Any doubts about what LV can do carrying the ball out of the backfield were erased last week, when he rushed 15 times for 72 yards. Most convincing was his six-yard touchdown run in the fourth quarter when Vickers ran over OSU safety Thomas Wright, kept his balance and walked into the end zone. He's currently averaging 4.8 yards per carry (20-96).

However, the V for Versatile label that Vickers has worn this season has too often relegated him to simply being a blocker in the CU run game.

Against Washington State, Vickers had no carries and no balls thrown his way. Coaches lamented his lack of involvement in the offense afterwards, and he caught five passes the next week vs. North Texas. But at Missouri, he was once again left out of the game plan, and CU suffered because of it.

Now after LV's record-setting performance against Oklahoma State, coaches are once again saying he needs to get touches.

It remains to be seen if that will happen Saturday when Iowa State comes to town. Starting tailback Bobby Purify should be in line to get more carries this week, after being sidelined more than normal last Saturday with a shoulder injury.

Here's the deal: Purify has been effective carrying the ball this season and needs to be a big part of the offense. But NOT at the expense of Vickers' getting his number called.

The one thing CU has not done this year is give the ball to the fullback (which Vickers has played more often than not) out of the two-back set. Given Vickers' rushing skills, it's unclear why that option has fallen out of the playbook.

When Vickers lines up at fullback in the two-back set, teams know he's either a blocker for the tailback, or a pass option on the bootleg.

Giving him the ball out of the backfield only adds another effective dimension. It gives defenses another headache to deal with.

To his credit, Vickers has not complained about his curious lack of involvement in some games. Though he's a player, and a personality, that naturally gravitates toward the limelight, one who wants the ball in his hands, he's shown a great deal of maturity and accepted his role with a passion, whatever it's been.

Coaches and teammates have noticed. While Vickers is not a captain, he's taken on a distinct vocal leadership role this year.
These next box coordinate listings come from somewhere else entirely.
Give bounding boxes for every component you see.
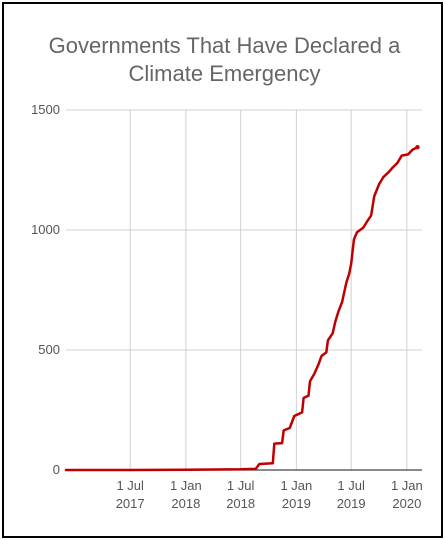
x-tick-label-2-line-1: 1 Jul (227, 478, 255, 493)
chart-title: Governments That Have Declared a Climate… (4, 32, 445, 88)
x-tick-label-1-line-2: 2018 (171, 496, 200, 511)
x-tick-label-0-line-2: 2017 (116, 496, 145, 511)
y-tick-label-3: 1500 (31, 102, 60, 117)
y-tick-label-2: 1000 (31, 222, 60, 237)
chart-title-line-1: Governments That Have Declared a (48, 33, 401, 58)
x-tick-label-5-line-1: 1 Jan (391, 478, 423, 493)
x-tick-label-4-line-2: 2019 (337, 496, 366, 511)
y-tick-label-1: 500 (38, 342, 60, 357)
chart-title-line-2: Climate Emergency (128, 61, 321, 86)
y-tick-label-0: 0 (53, 462, 60, 477)
line-chart: 0 500 1000 1500 1 Jul 2017 1 Jan 2018 1 Jul 2018 1… (31, 102, 423, 511)
x-tick-label-1-line-1: 1 Jan (170, 478, 202, 493)
x-tick-label-5-line-2: 2020 (392, 496, 421, 511)
series-end-point-0 (415, 145, 420, 150)
series-line-0 (64, 145, 419, 472)
x-tick-label-0-line-1: 1 Jul (116, 478, 144, 493)
x-tick-label-4-line-1: 1 Jul (337, 478, 365, 493)
x-tick-label-3-line-2: 2019 (282, 496, 311, 511)
x-tick-label-3-line-1: 1 Jan (280, 478, 312, 493)
x-tick-label-2-line-2: 2018 (226, 496, 255, 511)
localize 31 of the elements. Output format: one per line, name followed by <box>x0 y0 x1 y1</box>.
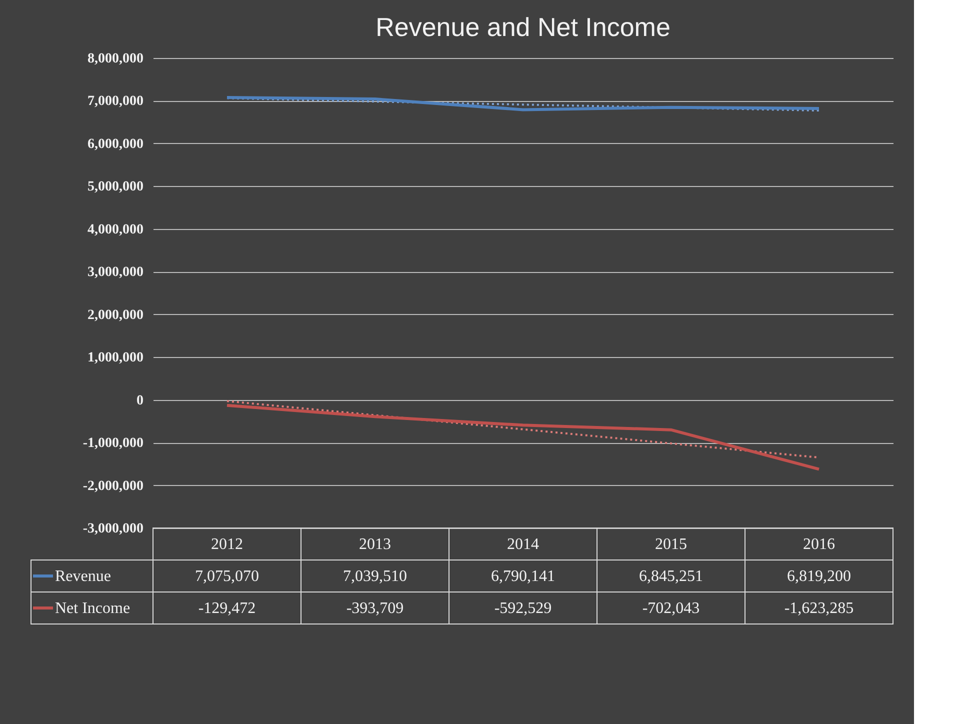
y-tick-label: 2,000,000 <box>88 308 144 323</box>
y-tick-label: 8,000,000 <box>88 52 144 66</box>
data-label: 6,845,251 <box>639 568 703 585</box>
data-label: -592,529 <box>494 600 552 617</box>
data-label: -1,623,285 <box>784 600 854 617</box>
x-tick-label: 2012 <box>211 536 243 553</box>
y-tick-label: 1,000,000 <box>88 350 144 366</box>
y-tick-label: -1,000,000 <box>82 436 144 452</box>
y-tick-label: 3,000,000 <box>88 265 144 280</box>
y-tick-label: 7,000,000 <box>88 94 144 110</box>
legend-label: Revenue <box>55 568 111 585</box>
data-label: 6,790,141 <box>491 568 555 585</box>
data-label: -702,043 <box>642 600 700 617</box>
x-tick-label: 2015 <box>655 536 687 553</box>
y-tick-label: -2,000,000 <box>82 478 144 494</box>
x-tick-label: 2014 <box>507 536 539 553</box>
y-tick-label: -3,000,000 <box>82 522 144 536</box>
line-series <box>226 404 820 471</box>
data-label: 7,075,070 <box>195 568 259 585</box>
y-tick-label: 4,000,000 <box>88 222 144 238</box>
data-label: -129,472 <box>198 600 256 617</box>
data-label: 7,039,510 <box>343 568 407 585</box>
chart-title: Revenue and Net Income <box>376 12 670 42</box>
y-tick-label: 6,000,000 <box>88 136 144 152</box>
x-tick-label: 2013 <box>359 536 391 553</box>
data-label: 6,819,200 <box>787 568 851 585</box>
x-tick-label: 2016 <box>803 536 835 553</box>
y-tick-label: 0 <box>136 393 144 408</box>
legend-label: Net Income <box>55 600 130 617</box>
data-label: -393,709 <box>346 600 404 617</box>
y-tick-label: 5,000,000 <box>88 180 144 195</box>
As talented as Vickers is with the ball in his hands, he's just as gifted as a vocal leader.

Prior to Gary Barnett speaking to the media at Tuesday's weekly press conference, Vickers spent 15 minutes fielding questions from the gathered press. When it was Barnett's turn, the head coach quipped, "Two people you don't want to follow, Coach Mac and Lawrence Vickers."

It was a telling joke. The kid who grew up in the 5th Ward, an impoverished section of Houston, has grown into a man that has the respect of his peers and his superiors.

Let's hope those superiors don't forget about Vickers when they draw up offensive game plans for the rest of the season.